Utilizando ganchos na extensão das cordas que seguravam, eles se incorporavam ao casco gélido do navio. Com a corda já enganchada erguiam a proa de seu barquinho e mantinham apenas a popa na água. É difícil compreender como não eram tragados para baixo do enorme navegador.

Os barquinhos ficavam ali ancorados, enquanto as crianças adentravam no convés. Ao subir a bordo, levavam consigo imensos pacotes transparentes recheados com polpa de açaí, uma fruta muito importante para a região. Esses pacotes eram vendidos aos turistas pela bagatela de um real o quilo. Esse açaí era massa pura.

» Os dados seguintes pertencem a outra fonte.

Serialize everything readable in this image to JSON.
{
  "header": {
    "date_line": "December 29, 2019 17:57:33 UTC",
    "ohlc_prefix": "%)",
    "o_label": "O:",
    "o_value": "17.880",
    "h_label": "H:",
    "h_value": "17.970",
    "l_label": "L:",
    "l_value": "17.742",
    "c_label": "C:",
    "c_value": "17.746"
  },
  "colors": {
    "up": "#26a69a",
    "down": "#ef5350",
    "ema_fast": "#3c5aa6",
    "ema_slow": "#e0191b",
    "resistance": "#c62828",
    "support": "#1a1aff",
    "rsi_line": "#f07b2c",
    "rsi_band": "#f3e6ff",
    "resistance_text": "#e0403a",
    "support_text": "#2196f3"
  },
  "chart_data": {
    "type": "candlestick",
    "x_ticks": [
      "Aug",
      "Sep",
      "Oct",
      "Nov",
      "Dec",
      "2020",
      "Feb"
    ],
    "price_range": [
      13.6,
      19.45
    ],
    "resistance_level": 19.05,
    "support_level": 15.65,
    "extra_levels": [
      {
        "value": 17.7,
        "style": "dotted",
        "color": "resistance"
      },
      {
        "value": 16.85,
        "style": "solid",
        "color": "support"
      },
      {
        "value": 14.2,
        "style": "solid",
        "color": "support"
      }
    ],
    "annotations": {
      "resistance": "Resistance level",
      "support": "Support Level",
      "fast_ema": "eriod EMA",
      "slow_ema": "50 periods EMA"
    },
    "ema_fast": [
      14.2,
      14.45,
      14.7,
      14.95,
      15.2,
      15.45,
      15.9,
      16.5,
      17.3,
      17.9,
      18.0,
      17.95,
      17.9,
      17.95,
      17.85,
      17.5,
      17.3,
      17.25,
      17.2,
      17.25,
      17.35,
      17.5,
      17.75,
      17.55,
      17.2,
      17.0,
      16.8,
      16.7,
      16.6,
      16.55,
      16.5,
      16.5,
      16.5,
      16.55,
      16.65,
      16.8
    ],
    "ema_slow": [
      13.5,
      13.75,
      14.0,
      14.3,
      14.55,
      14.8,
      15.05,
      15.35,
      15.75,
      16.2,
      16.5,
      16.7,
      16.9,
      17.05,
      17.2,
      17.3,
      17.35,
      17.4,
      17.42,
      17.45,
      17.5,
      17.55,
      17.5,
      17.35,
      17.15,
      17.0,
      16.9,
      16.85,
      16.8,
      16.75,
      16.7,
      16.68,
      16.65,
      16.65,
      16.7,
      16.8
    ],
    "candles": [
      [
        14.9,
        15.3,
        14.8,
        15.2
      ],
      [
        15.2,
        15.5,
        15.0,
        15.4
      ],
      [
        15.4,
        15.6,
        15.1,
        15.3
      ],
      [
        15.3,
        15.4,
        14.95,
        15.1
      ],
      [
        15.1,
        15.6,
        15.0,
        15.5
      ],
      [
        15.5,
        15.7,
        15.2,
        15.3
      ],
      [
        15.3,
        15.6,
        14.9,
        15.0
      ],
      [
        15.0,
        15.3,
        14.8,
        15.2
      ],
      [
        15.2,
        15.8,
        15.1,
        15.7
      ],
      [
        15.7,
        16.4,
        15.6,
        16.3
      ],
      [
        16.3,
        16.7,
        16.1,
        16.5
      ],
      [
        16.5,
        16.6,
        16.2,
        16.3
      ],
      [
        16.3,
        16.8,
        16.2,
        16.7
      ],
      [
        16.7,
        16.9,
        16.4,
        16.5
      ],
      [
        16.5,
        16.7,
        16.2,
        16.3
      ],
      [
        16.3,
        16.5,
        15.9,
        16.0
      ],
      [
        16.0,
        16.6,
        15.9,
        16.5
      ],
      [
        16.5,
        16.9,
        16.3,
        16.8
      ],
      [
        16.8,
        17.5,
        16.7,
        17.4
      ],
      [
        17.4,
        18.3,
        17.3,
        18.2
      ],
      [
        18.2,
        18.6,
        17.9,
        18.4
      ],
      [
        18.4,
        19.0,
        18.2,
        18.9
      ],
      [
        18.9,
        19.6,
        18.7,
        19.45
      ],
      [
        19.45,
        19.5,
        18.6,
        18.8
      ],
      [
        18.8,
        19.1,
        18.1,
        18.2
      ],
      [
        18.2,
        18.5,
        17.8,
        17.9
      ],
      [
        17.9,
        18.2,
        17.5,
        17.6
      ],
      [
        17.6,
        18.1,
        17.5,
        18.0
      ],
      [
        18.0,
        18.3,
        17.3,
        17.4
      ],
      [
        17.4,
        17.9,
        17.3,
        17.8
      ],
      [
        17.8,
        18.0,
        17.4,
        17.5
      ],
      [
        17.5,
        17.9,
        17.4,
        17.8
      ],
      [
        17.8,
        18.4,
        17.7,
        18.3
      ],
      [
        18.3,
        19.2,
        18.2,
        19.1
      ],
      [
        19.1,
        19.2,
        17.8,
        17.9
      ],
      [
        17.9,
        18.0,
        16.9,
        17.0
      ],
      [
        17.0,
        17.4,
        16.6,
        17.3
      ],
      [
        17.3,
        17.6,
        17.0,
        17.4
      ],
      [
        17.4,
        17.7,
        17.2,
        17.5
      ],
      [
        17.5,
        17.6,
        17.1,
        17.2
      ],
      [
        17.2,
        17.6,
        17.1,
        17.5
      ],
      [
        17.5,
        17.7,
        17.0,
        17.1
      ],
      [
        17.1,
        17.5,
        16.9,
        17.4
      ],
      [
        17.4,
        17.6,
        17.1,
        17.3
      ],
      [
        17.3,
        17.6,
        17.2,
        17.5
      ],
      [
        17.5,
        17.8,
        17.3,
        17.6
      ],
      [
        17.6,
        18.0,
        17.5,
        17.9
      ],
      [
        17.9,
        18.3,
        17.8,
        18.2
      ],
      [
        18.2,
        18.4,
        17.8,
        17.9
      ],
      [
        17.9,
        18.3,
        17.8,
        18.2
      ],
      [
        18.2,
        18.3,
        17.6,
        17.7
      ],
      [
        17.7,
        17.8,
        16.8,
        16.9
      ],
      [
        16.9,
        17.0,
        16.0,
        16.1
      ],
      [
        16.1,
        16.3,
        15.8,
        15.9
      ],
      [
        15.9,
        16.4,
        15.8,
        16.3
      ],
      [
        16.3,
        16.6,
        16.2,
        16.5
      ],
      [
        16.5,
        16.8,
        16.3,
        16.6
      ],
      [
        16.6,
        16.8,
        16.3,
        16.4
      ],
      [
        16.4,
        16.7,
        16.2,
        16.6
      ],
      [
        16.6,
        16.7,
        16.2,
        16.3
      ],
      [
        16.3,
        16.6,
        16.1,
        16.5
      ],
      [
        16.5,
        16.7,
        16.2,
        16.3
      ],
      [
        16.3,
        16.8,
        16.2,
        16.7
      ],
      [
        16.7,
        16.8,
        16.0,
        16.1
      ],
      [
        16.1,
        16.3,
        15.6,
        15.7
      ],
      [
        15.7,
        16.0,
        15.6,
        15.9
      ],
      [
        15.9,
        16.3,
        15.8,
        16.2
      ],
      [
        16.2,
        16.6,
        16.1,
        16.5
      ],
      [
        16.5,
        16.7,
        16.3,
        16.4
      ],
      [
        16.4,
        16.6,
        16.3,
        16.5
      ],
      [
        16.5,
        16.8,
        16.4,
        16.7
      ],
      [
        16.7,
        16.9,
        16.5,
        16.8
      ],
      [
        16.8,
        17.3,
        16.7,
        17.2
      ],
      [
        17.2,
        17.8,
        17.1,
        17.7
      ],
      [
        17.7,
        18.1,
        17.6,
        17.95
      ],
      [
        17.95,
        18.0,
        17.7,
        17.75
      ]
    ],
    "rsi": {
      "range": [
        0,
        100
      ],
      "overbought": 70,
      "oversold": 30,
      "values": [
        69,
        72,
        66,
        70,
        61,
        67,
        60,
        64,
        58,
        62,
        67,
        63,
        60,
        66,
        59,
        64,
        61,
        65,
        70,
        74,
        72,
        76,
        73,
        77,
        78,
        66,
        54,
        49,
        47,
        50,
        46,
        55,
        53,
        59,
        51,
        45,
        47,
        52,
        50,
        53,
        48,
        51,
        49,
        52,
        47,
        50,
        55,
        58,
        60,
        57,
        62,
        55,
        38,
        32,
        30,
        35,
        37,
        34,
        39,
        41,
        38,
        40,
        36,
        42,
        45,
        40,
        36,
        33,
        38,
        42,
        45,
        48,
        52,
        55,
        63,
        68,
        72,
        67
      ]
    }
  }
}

Acompanhei de longe a saga dessas crianças e percebi que, os que conseguiam entrar primeiro garantiam os clientes mais interessados e vendiam tudo o que traziam, os que ficavam para trás não vendiam nada ou quase nada. Os rostos dos menos sortudos ficavam pesados, duros, tristes e implacáveis. Alguns se comoviam com a situação e pagavam um ou dois reais a mais.

               O desatracar dos Piratinhas não era menos impressivo. Com a mesma habilidade do ataque, eles se desvencilhavam do gigante de ferro. Desenganchavam e simplesmente ficavam para traz como um objeto que cai na estrada.

               Num dos lugares mais ricos do mundo, há também um mundo pobre e injusto. Um mundo deixado e esquecido pelos governantes que nem mesmo em época de eleição são lembrados.